Arlie Hochschild is credited with formally describing the concept of emotional labor in the book, The Managed Heart (Hochschild, 1983). She describes emotional labor as the outcome of dissonance between outward-facing feelings and emotions, or our public face, and those emotions that are truly felt. This is something faced every day by service industry workers, where much of the research originated. The concept has since matured with the research. It is now more complex and nuanced, but essentially remains consistent with Hochschild’s ideas. To understand the concept at a practical level, think of a salesperson assisting a customer in the purchase of an item of clothing. The salesperson has been attentive and responsive, pulling different colors and sizes as requested. Unfortunately, the customer is demanding and rude throughout the selection process. Our salesperson is exhausted and irritated by the rude behavior but must remain helpful and pleasant. The employer’s requirements are very clear on exactly this matter; outward-facing behavior must meet prescribed norms. The sales clerk will hide their feelings.

Key Terms in this Chapter

Professional Identity: One’s sense of self as a member of a profession or work.

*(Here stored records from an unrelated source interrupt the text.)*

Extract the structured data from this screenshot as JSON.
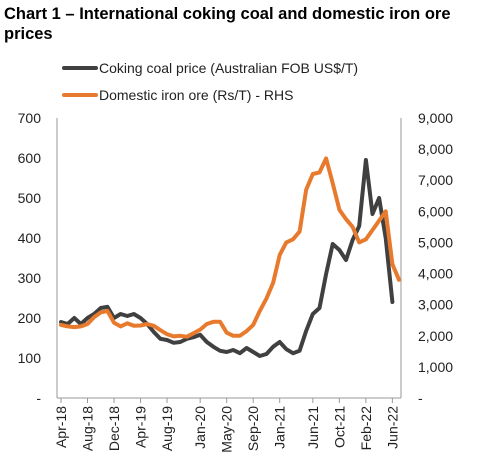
{
  "chart_data": {
    "type": "line",
    "title": "Chart 1 – International coking coal and domestic iron ore prices",
    "x": [
      "Apr-18",
      "May-18",
      "Jun-18",
      "Jul-18",
      "Aug-18",
      "Sep-18",
      "Oct-18",
      "Nov-18",
      "Dec-18",
      "Jan-19",
      "Feb-19",
      "Mar-19",
      "Apr-19",
      "May-19",
      "Jun-19",
      "Jul-19",
      "Aug-19",
      "Sep-19",
      "Oct-19",
      "Nov-19",
      "Dec-19",
      "Jan-20",
      "Feb-20",
      "Mar-20",
      "Apr-20",
      "May-20",
      "Jun-20",
      "Jul-20",
      "Aug-20",
      "Sep-20",
      "Oct-20",
      "Nov-20",
      "Dec-20",
      "Jan-21",
      "Feb-21",
      "Mar-21",
      "Apr-21",
      "May-21",
      "Jun-21",
      "Jul-21",
      "Aug-21",
      "Sep-21",
      "Oct-21",
      "Nov-21",
      "Dec-21",
      "Jan-22",
      "Feb-22",
      "Mar-22",
      "Apr-22",
      "May-22",
      "Jun-22",
      "Jul-22"
    ],
    "x_tick_labels": [
      "Apr-18",
      "Aug-18",
      "Dec-18",
      "Apr-19",
      "Aug-19",
      "Jan-20",
      "May-20",
      "Sep-20",
      "Jan-21",
      "Jun-21",
      "Oct-21",
      "Feb-22",
      "Jun-22"
    ],
    "y_left": {
      "ylim": [
        0,
        700
      ],
      "tick_labels": [
        "-",
        "100",
        "200",
        "300",
        "400",
        "500",
        "600",
        "700"
      ]
    },
    "y_right": {
      "ylim": [
        0,
        9000
      ],
      "tick_labels": [
        "-",
        "1,000",
        "2,000",
        "3,000",
        "4,000",
        "5,000",
        "6,000",
        "7,000",
        "8,000",
        "9,000"
      ]
    },
    "grid": false,
    "legend_position": "top",
    "series": [
      {
        "name": "Coking coal price (Australian FOB US$/T)",
        "axis": "left",
        "color": "#404040",
        "values": [
          190,
          185,
          200,
          185,
          200,
          210,
          225,
          228,
          200,
          210,
          205,
          210,
          200,
          185,
          165,
          148,
          145,
          138,
          140,
          148,
          152,
          158,
          140,
          128,
          118,
          115,
          120,
          112,
          125,
          115,
          105,
          110,
          128,
          140,
          122,
          112,
          118,
          168,
          210,
          225,
          310,
          385,
          370,
          345,
          395,
          430,
          595,
          460,
          500,
          400,
          240,
          null
        ]
      },
      {
        "name": "Domestic iron ore (Rs/T) - RHS",
        "axis": "right",
        "color": "#E87A2E",
        "values": [
          2350,
          2300,
          2280,
          2300,
          2380,
          2600,
          2750,
          2800,
          2420,
          2300,
          2400,
          2320,
          2330,
          2380,
          2320,
          2180,
          2050,
          1980,
          2000,
          1970,
          2080,
          2200,
          2380,
          2450,
          2450,
          2100,
          2000,
          2000,
          2150,
          2350,
          2800,
          3200,
          3700,
          4600,
          5000,
          5100,
          5350,
          6700,
          7200,
          7250,
          7700,
          6900,
          6050,
          5750,
          5500,
          5000,
          5100,
          5400,
          5700,
          6000,
          4300,
          3800
        ]
      }
    ]
  }
}
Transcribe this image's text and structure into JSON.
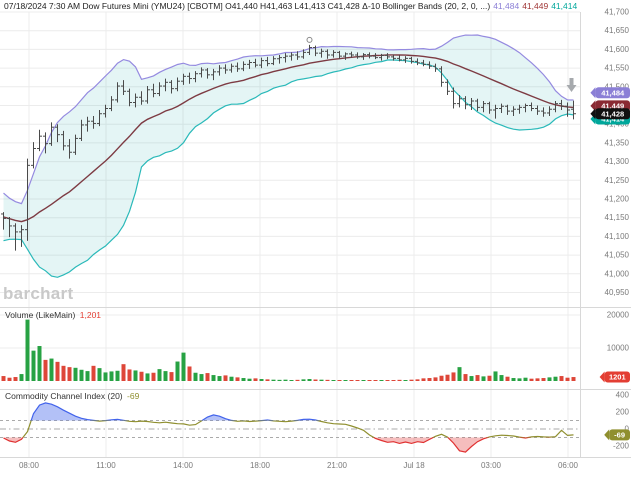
{
  "header": {
    "segments": [
      {
        "text": "07/18/2024 7:30 AM Dow Futures Mini (YMU24) [CBOTM] O41,440 H41,463 L41,413 C41,428 Δ-10 Bollinger Bands  (20, 2, 0, ...)",
        "color": "#222222"
      },
      {
        "text": "41,484",
        "color": "#8b7fd6"
      },
      {
        "text": "41,449",
        "color": "#a03636"
      },
      {
        "text": "41,414",
        "color": "#00a79b"
      }
    ]
  },
  "watermark": {
    "text": "barchart"
  },
  "panels": {
    "volume": {
      "title": "Volume  (LikeMain)",
      "value": "1,201",
      "value_color": "#e33e33"
    },
    "cci": {
      "title": "Commodity Channel Index  (20)",
      "value": "-69",
      "value_color": "#8f8f2f"
    }
  },
  "time_axis": {
    "labels": [
      "08:00",
      "11:00",
      "14:00",
      "18:00",
      "21:00",
      "Jul 18",
      "03:00",
      "06:00"
    ]
  },
  "price_badges": [
    {
      "text": "41,484",
      "value": 41484,
      "color": "#8b7fd6"
    },
    {
      "text": "41,414",
      "value": 41414,
      "color": "#00a79b"
    },
    {
      "text": "41,449",
      "value": 41449,
      "color": "#8a2a33"
    },
    {
      "text": "41,428",
      "value": 41428,
      "color": "#111111"
    }
  ],
  "colors": {
    "bar": "#4a4a4a",
    "bb_upper": "#958ae0",
    "bb_middle": "#7d3b43",
    "bb_lower": "#2ab9b9",
    "bb_fill": "#40baba",
    "vol_up": "#27a243",
    "vol_down": "#de4638",
    "cci_line": "#8f8f2f",
    "cci_high": "#4263eb",
    "cci_low": "#e03131",
    "grid": "#ececec",
    "separator": "#d8d8d8",
    "axis_text": "#7a7a7a",
    "annotation": "#a6a9ad"
  },
  "chart_data": [
    {
      "type": "ohlc",
      "title": "Dow Futures Mini (YMU24) 15-min bars with Bollinger Bands (20,2)",
      "ylim": [
        40914,
        41700
      ],
      "price_ticks": [
        41700,
        41650,
        41600,
        41550,
        41500,
        41450,
        41400,
        41350,
        41300,
        41250,
        41200,
        41150,
        41100,
        41050,
        41000,
        40950
      ],
      "last": {
        "open": 41440,
        "high": 41463,
        "low": 41413,
        "close": 41428,
        "change": -10
      },
      "bollinger": {
        "period": 20,
        "stdev": 2,
        "last_upper": 41484,
        "last_middle": 41449,
        "last_lower": 41414,
        "seed_closes": [
          41210,
          41225,
          41205,
          41180,
          41190,
          41160,
          41130,
          41150,
          41175,
          41140,
          41110,
          41125,
          41095,
          41115,
          41140,
          41120,
          41150,
          41170,
          41155,
          41160
        ]
      },
      "annotations": {
        "high_marker_bar": 51,
        "down_arrow_bar": 95
      },
      "bars": [
        [
          41160,
          41165,
          41118,
          41148
        ],
        [
          41148,
          41152,
          41098,
          41128
        ],
        [
          41128,
          41135,
          41062,
          41112
        ],
        [
          41112,
          41130,
          41072,
          41118
        ],
        [
          41118,
          41308,
          41088,
          41290
        ],
        [
          41290,
          41352,
          41282,
          41335
        ],
        [
          41335,
          41385,
          41328,
          41368
        ],
        [
          41368,
          41378,
          41322,
          41348
        ],
        [
          41348,
          41405,
          41342,
          41392
        ],
        [
          41392,
          41400,
          41352,
          41372
        ],
        [
          41372,
          41382,
          41330,
          41342
        ],
        [
          41342,
          41360,
          41308,
          41325
        ],
        [
          41325,
          41372,
          41318,
          41362
        ],
        [
          41362,
          41412,
          41355,
          41398
        ],
        [
          41398,
          41420,
          41380,
          41408
        ],
        [
          41408,
          41422,
          41388,
          41402
        ],
        [
          41402,
          41438,
          41395,
          41428
        ],
        [
          41428,
          41452,
          41418,
          41442
        ],
        [
          41442,
          41475,
          41435,
          41465
        ],
        [
          41465,
          41512,
          41458,
          41502
        ],
        [
          41502,
          41518,
          41478,
          41488
        ],
        [
          41488,
          41495,
          41448,
          41458
        ],
        [
          41458,
          41482,
          41445,
          41472
        ],
        [
          41472,
          41488,
          41452,
          41462
        ],
        [
          41462,
          41502,
          41455,
          41492
        ],
        [
          41492,
          41508,
          41472,
          41482
        ],
        [
          41482,
          41512,
          41475,
          41502
        ],
        [
          41502,
          41522,
          41488,
          41512
        ],
        [
          41512,
          41518,
          41482,
          41495
        ],
        [
          41495,
          41525,
          41488,
          41515
        ],
        [
          41515,
          41535,
          41505,
          41528
        ],
        [
          41528,
          41538,
          41508,
          41522
        ],
        [
          41522,
          41542,
          41512,
          41535
        ],
        [
          41535,
          41552,
          41525,
          41545
        ],
        [
          41545,
          41550,
          41522,
          41532
        ],
        [
          41532,
          41548,
          41518,
          41540
        ],
        [
          41540,
          41558,
          41530,
          41550
        ],
        [
          41550,
          41560,
          41535,
          41545
        ],
        [
          41545,
          41562,
          41538,
          41555
        ],
        [
          41555,
          41565,
          41540,
          41548
        ],
        [
          41548,
          41568,
          41542,
          41560
        ],
        [
          41560,
          41572,
          41548,
          41565
        ],
        [
          41565,
          41575,
          41552,
          41558
        ],
        [
          41558,
          41578,
          41550,
          41570
        ],
        [
          41570,
          41580,
          41555,
          41562
        ],
        [
          41562,
          41582,
          41558,
          41575
        ],
        [
          41575,
          41585,
          41562,
          41578
        ],
        [
          41578,
          41590,
          41565,
          41582
        ],
        [
          41582,
          41592,
          41570,
          41585
        ],
        [
          41585,
          41595,
          41572,
          41580
        ],
        [
          41580,
          41600,
          41575,
          41592
        ],
        [
          41592,
          41612,
          41585,
          41605
        ],
        [
          41605,
          41610,
          41582,
          41590
        ],
        [
          41590,
          41602,
          41578,
          41595
        ],
        [
          41595,
          41600,
          41575,
          41585
        ],
        [
          41585,
          41598,
          41578,
          41592
        ],
        [
          41592,
          41596,
          41575,
          41582
        ],
        [
          41582,
          41592,
          41572,
          41588
        ],
        [
          41588,
          41594,
          41578,
          41585
        ],
        [
          41585,
          41592,
          41575,
          41580
        ],
        [
          41580,
          41590,
          41572,
          41586
        ],
        [
          41586,
          41592,
          41576,
          41582
        ],
        [
          41582,
          41590,
          41574,
          41578
        ],
        [
          41578,
          41588,
          41570,
          41584
        ],
        [
          41584,
          41590,
          41574,
          41580
        ],
        [
          41580,
          41586,
          41570,
          41576
        ],
        [
          41576,
          41584,
          41568,
          41572
        ],
        [
          41572,
          41582,
          41564,
          41576
        ],
        [
          41576,
          41580,
          41562,
          41568
        ],
        [
          41568,
          41576,
          41558,
          41564
        ],
        [
          41564,
          41572,
          41555,
          41560
        ],
        [
          41560,
          41568,
          41548,
          41555
        ],
        [
          41555,
          41562,
          41540,
          41548
        ],
        [
          41548,
          41555,
          41500,
          41512
        ],
        [
          41512,
          41520,
          41478,
          41488
        ],
        [
          41488,
          41498,
          41442,
          41455
        ],
        [
          41455,
          41478,
          41445,
          41468
        ],
        [
          41468,
          41475,
          41440,
          41452
        ],
        [
          41452,
          41470,
          41438,
          41462
        ],
        [
          41462,
          41468,
          41435,
          41445
        ],
        [
          41445,
          41462,
          41432,
          41455
        ],
        [
          41455,
          41460,
          41428,
          41438
        ],
        [
          41438,
          41452,
          41415,
          41442
        ],
        [
          41442,
          41455,
          41430,
          41448
        ],
        [
          41448,
          41452,
          41425,
          41435
        ],
        [
          41435,
          41448,
          41422,
          41440
        ],
        [
          41440,
          41452,
          41428,
          41445
        ],
        [
          41445,
          41455,
          41432,
          41450
        ],
        [
          41450,
          41458,
          41435,
          41442
        ],
        [
          41442,
          41450,
          41425,
          41435
        ],
        [
          41435,
          41445,
          41420,
          41430
        ],
        [
          41430,
          41448,
          41422,
          41440
        ],
        [
          41440,
          41462,
          41432,
          41455
        ],
        [
          41455,
          41465,
          41438,
          41448
        ],
        [
          41448,
          41458,
          41420,
          41438
        ],
        [
          41440,
          41463,
          41413,
          41428
        ]
      ]
    },
    {
      "type": "bar",
      "title": "Volume (LikeMain)",
      "last_value": 1201,
      "ylim": [
        0,
        22000
      ],
      "ticks": [
        20000,
        10000
      ],
      "badge": {
        "text": "1201",
        "color": "#e33e33"
      },
      "values": [
        1500,
        1000,
        1200,
        2100,
        18600,
        9200,
        10600,
        6400,
        6800,
        5800,
        4600,
        4200,
        4000,
        3400,
        3000,
        4600,
        3900,
        2600,
        2900,
        3100,
        5100,
        3500,
        3200,
        2800,
        2300,
        2500,
        3600,
        3000,
        2700,
        5900,
        8600,
        4400,
        2500,
        2100,
        2400,
        1800,
        1500,
        1700,
        1300,
        1100,
        900,
        700,
        800,
        600,
        500,
        400,
        350,
        400,
        300,
        350,
        500,
        600,
        450,
        400,
        350,
        300,
        250,
        300,
        250,
        200,
        250,
        300,
        250,
        200,
        250,
        300,
        350,
        300,
        400,
        500,
        800,
        900,
        1100,
        1600,
        1900,
        2600,
        4200,
        2100,
        1500,
        1800,
        1400,
        1600,
        2900,
        1800,
        1300,
        900,
        800,
        1000,
        700,
        800,
        900,
        1100,
        1300,
        1500,
        1000,
        1201
      ]
    },
    {
      "type": "line",
      "title": "Commodity Channel Index (20)",
      "last_value": -69,
      "ylim": [
        -330,
        430
      ],
      "ticks": [
        400,
        200,
        0,
        -200
      ],
      "guides": [
        100,
        0,
        -100
      ],
      "badge": {
        "text": "-69",
        "color": "#8f8f2f"
      },
      "values": [
        -105,
        -140,
        -155,
        -120,
        -30,
        180,
        280,
        305,
        290,
        260,
        220,
        185,
        150,
        125,
        110,
        100,
        92,
        98,
        108,
        112,
        102,
        90,
        85,
        92,
        88,
        78,
        72,
        80,
        70,
        62,
        60,
        45,
        52,
        95,
        140,
        165,
        150,
        120,
        100,
        90,
        95,
        88,
        92,
        98,
        105,
        95,
        90,
        85,
        92,
        100,
        112,
        115,
        105,
        88,
        72,
        62,
        58,
        55,
        35,
        12,
        -15,
        -70,
        -110,
        -135,
        -155,
        -148,
        -168,
        -152,
        -168,
        -148,
        -158,
        -122,
        -85,
        -62,
        -95,
        -165,
        -255,
        -270,
        -205,
        -148,
        -115,
        -92,
        -80,
        -72,
        -76,
        -82,
        -95,
        -105,
        -92,
        -88,
        -92,
        -95,
        -90,
        -15,
        -75,
        -69
      ]
    }
  ]
}
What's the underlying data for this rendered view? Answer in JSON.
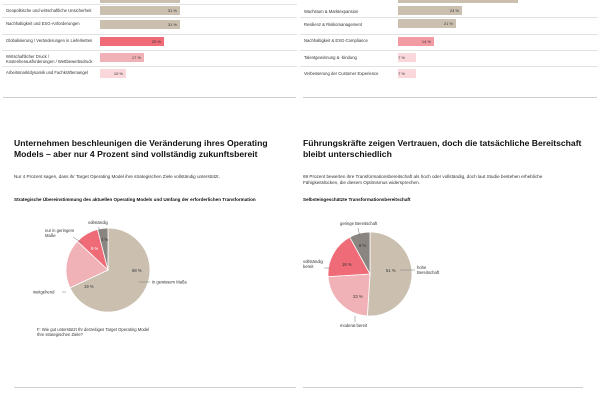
{
  "colors": {
    "beige": "#cbc0b0",
    "beige_dark": "#b5a898",
    "pink_light": "#f1b2b7",
    "pink_mid": "#f39ba3",
    "red": "#ee6b77",
    "dark_red": "#e35560",
    "gray": "#8a8580",
    "leader": "#777777"
  },
  "left_bars": [
    {
      "label": "Geopolitische und wirtschaftliche Unsicherheit",
      "value": 31,
      "value_label": "31 %"
    },
    {
      "label": "Nachhaltigkeit und ESG-Anforderungen",
      "value": 31,
      "value_label": "31 %"
    },
    {
      "label": "Globalisierung / Veränderungen in Lieferketten",
      "value": 25,
      "value_label": "25 %"
    },
    {
      "label": "Wirtschaftlicher Druck / Kostenherausforderungen / Wettbewerbsdruck",
      "value": 17,
      "value_label": "17 %"
    },
    {
      "label": "Arbeitsmarktdynamik und Fachkräftemangel",
      "value": 10,
      "value_label": "10 %"
    }
  ],
  "right_bars": [
    {
      "label": "Wachstum & Marktexpansion",
      "value": 24,
      "value_label": "24 %"
    },
    {
      "label": "Resilienz & Risikomanagement",
      "value": 21,
      "value_label": "21 %"
    },
    {
      "label": "Nachhaltigkeit & ESG-Compliance",
      "value": 14,
      "value_label": "14 %"
    },
    {
      "label": "Talentgewinnung & -bindung",
      "value": 7,
      "value_label": "7 %"
    },
    {
      "label": "Verbesserung der Customer Experience",
      "value": 7,
      "value_label": "7 %"
    }
  ],
  "left_section": {
    "heading": "Unternehmen beschleunigen die Veränderung ihres Operating Models – aber nur 4 Prozent sind vollständig zukunftsbereit",
    "body": "Nur 4 Prozent sagen, dass ihr Target Operating Model ihre strategischen Ziele vollständig unterstützt.",
    "chart_title": "Strategische Übereinstimmung des aktuellen Operating Models und Umfang der erforderlichen Transformation",
    "footnote": "F: Wie gut unterstützt Ihr derzeitiges Target Operating Model Ihre strategischen Ziele?"
  },
  "right_section": {
    "heading": "Führungskräfte zeigen Vertrauen, doch die tatsächliche Bereitschaft bleibt unterschiedlich",
    "body": "69 Prozent bewerten ihre Transformationsbereitschaft als hoch oder vollständig, doch laut Studie bestehen erhebliche Fähigkeitslücken, die diesem Optimismus widersprechen.",
    "chart_title": "Selbsteingeschätzte Transformationsbereitschaft"
  },
  "chart_data": [
    {
      "type": "bar",
      "orientation": "horizontal",
      "title": "",
      "categories": [
        "Geopolitische und wirtschaftliche Unsicherheit",
        "Nachhaltigkeit und ESG-Anforderungen",
        "Globalisierung / Veränderungen in Lieferketten",
        "Wirtschaftlicher Druck / Kostenherausforderungen / Wettbewerbsdruck",
        "Arbeitsmarktdynamik und Fachkräftemangel"
      ],
      "values": [
        31,
        31,
        25,
        17,
        10
      ],
      "unit": "%"
    },
    {
      "type": "bar",
      "orientation": "horizontal",
      "title": "",
      "categories": [
        "Wachstum & Marktexpansion",
        "Resilienz & Risikomanagement",
        "Nachhaltigkeit & ESG-Compliance",
        "Talentgewinnung & -bindung",
        "Verbesserung der Customer Experience"
      ],
      "values": [
        24,
        21,
        14,
        7,
        7
      ],
      "unit": "%"
    },
    {
      "type": "pie",
      "title": "Strategische Übereinstimmung des aktuellen Operating Models und Umfang der erforderlichen Transformation",
      "slices": [
        {
          "name": "in gewissem Maße",
          "value": 68,
          "label": "68 %"
        },
        {
          "name": "weitgehend",
          "value": 19,
          "label": "19 %"
        },
        {
          "name": "nur in geringem Maße",
          "value": 9,
          "label": "9 %"
        },
        {
          "name": "vollständig",
          "value": 4,
          "label": "4 %"
        }
      ]
    },
    {
      "type": "pie",
      "title": "Selbsteingeschätzte Transformationsbereitschaft",
      "slices": [
        {
          "name": "hohe Bereitschaft",
          "value": 51,
          "label": "51 %"
        },
        {
          "name": "moderat bereit",
          "value": 23,
          "label": "23 %"
        },
        {
          "name": "vollständig bereit",
          "value": 18,
          "label": "18 %"
        },
        {
          "name": "geringe Bereitschaft",
          "value": 8,
          "label": "8 %"
        }
      ]
    }
  ]
}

Job Satisfaction: The sense of personal fulfillment, contentedness, or pleasure that comes from one’s work.

Collaboration: Working together cooperatively with others on an intellectual endeavor.

Academic Library: A library that is attached to an institution of higher education that supports the teaching, learning and research mission of the institution.

Morale: The sense of emotional or mental well-being, usually in regards to the task or purpose at hand.

Teaching: The practice of helping others learn.

Emotional Management: Regulating or controlling one’s own emotions.